From a statement (page 48) by Eric Thorson (IG) in 2011:

As discussed earlier, by the end of fiscal year 2008, all of the deep storage gold reserves in the Mint’s custody had been 100 percent inventoried and audited. During our fiscal year 2010 and 2009 audits of the deep storage gold, our audit procedures consisted primarily of inspecting the Official Joint Seals on the previously inventoried compartments to determine whether they had been altered or compromised in any way. We found no exceptions.

More recently the Mint decided to replace all of the previously placed Official Joint Seals with new seals. The new seals are more durable, having a double security barrier seal that can only be removed by two cuts with a strong cable cutter.
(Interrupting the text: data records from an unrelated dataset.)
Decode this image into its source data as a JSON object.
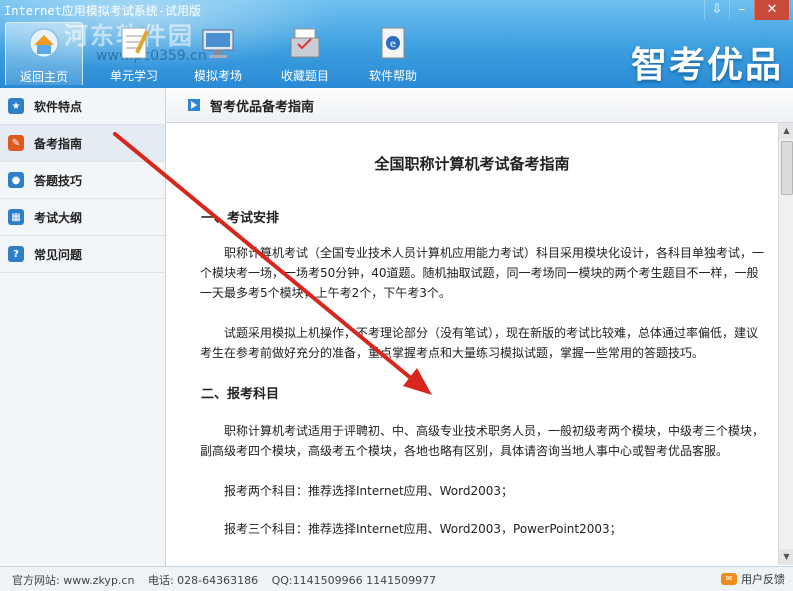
{
  "window": {
    "title": "Internet应用模拟考试系统-试用版",
    "controls": [
      "⇩",
      "–",
      "✕"
    ]
  },
  "watermark": {
    "line1": "河东软件园",
    "line2": "www.pc0359.cn"
  },
  "brand": {
    "logo_text": "智考优品"
  },
  "nav": [
    {
      "label": "返回主页",
      "icon": "home-icon"
    },
    {
      "label": "单元学习",
      "icon": "notebook-icon"
    },
    {
      "label": "模拟考场",
      "icon": "monitor-icon"
    },
    {
      "label": "收藏题目",
      "icon": "folder-icon"
    },
    {
      "label": "软件帮助",
      "icon": "help-book-icon"
    }
  ],
  "sidebar": {
    "items": [
      {
        "label": "软件特点",
        "icon": "star-icon"
      },
      {
        "label": "备考指南",
        "icon": "guide-icon"
      },
      {
        "label": "答题技巧",
        "icon": "chat-icon"
      },
      {
        "label": "考试大纲",
        "icon": "calendar-icon"
      },
      {
        "label": "常见问题",
        "icon": "question-icon"
      }
    ],
    "active": "备考指南"
  },
  "content": {
    "header_title": "智考优品备考指南",
    "doc_title": "全国职称计算机考试备考指南",
    "section1_heading": "一、考试安排",
    "section1_p1": "职称计算机考试（全国专业技术人员计算机应用能力考试）科目采用模块化设计，各科目单独考试，一个模块考一场，一场考50分钟，40道题。随机抽取试题，同一考场同一模块的两个考生题目不一样，一般一天最多考5个模块，上午考2个，下午考3个。",
    "section1_p2": "试题采用模拟上机操作，不考理论部分（没有笔试），现在新版的考试比较难，总体通过率偏低，建议考生在参考前做好充分的准备，重点掌握考点和大量练习模拟试题，掌握一些常用的答题技巧。",
    "section2_heading": "二、报考科目",
    "section2_p1": "职称计算机考试适用于评聘初、中、高级专业技术职务人员，一般初级考两个模块，中级考三个模块，副高级考四个模块，高级考五个模块，各地也略有区别，具体请咨询当地人事中心或智考优品客服。",
    "section2_p2": "报考两个科目：推荐选择Internet应用、Word2003；",
    "section2_p3": "报考三个科目：推荐选择Internet应用、Word2003，PowerPoint2003；"
  },
  "footer": {
    "website": "官方网站: www.zkyp.cn",
    "phone": "电话: 028-64363186",
    "qq": "QQ:1141509966 1141509977",
    "feedback": "用户反馈"
  },
  "colors": {
    "header": "#3c9fe0",
    "annotation_arrow": "#d9261c",
    "accent": "#2d86d3"
  }
}
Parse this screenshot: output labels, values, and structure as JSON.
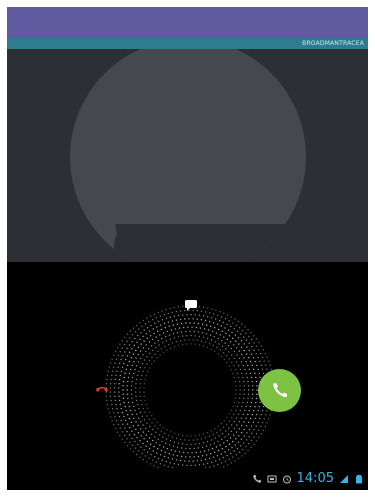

The Mint replaced all of the previously placed Official Joint Seals with new ones during fiscal year 2010. The seal replacement process consisted of two steps: (1) inspection of all previously placed Official Joint Seals on all the compartments containing deep storage gold to determine whether they had been altered or compromised in any way, and (2) placement of a new Official Joint Seal. The seal inspection and replacement process was carried out for all 42 deep storage gold compartments, in the presence of a Treasury OIG auditor, by a Mint headquarter staff person, representing the Mint Director, and a Mint storage facility staff person, representing the facility’s Plant Manager. For each Official Joint Seal removed, the Mint headquarters representative, the Mint storage facility representative, and the observing Treasury OIG auditor signed an inspection report; the same parties also signed the new Official Joint Seal that replaced the one removed.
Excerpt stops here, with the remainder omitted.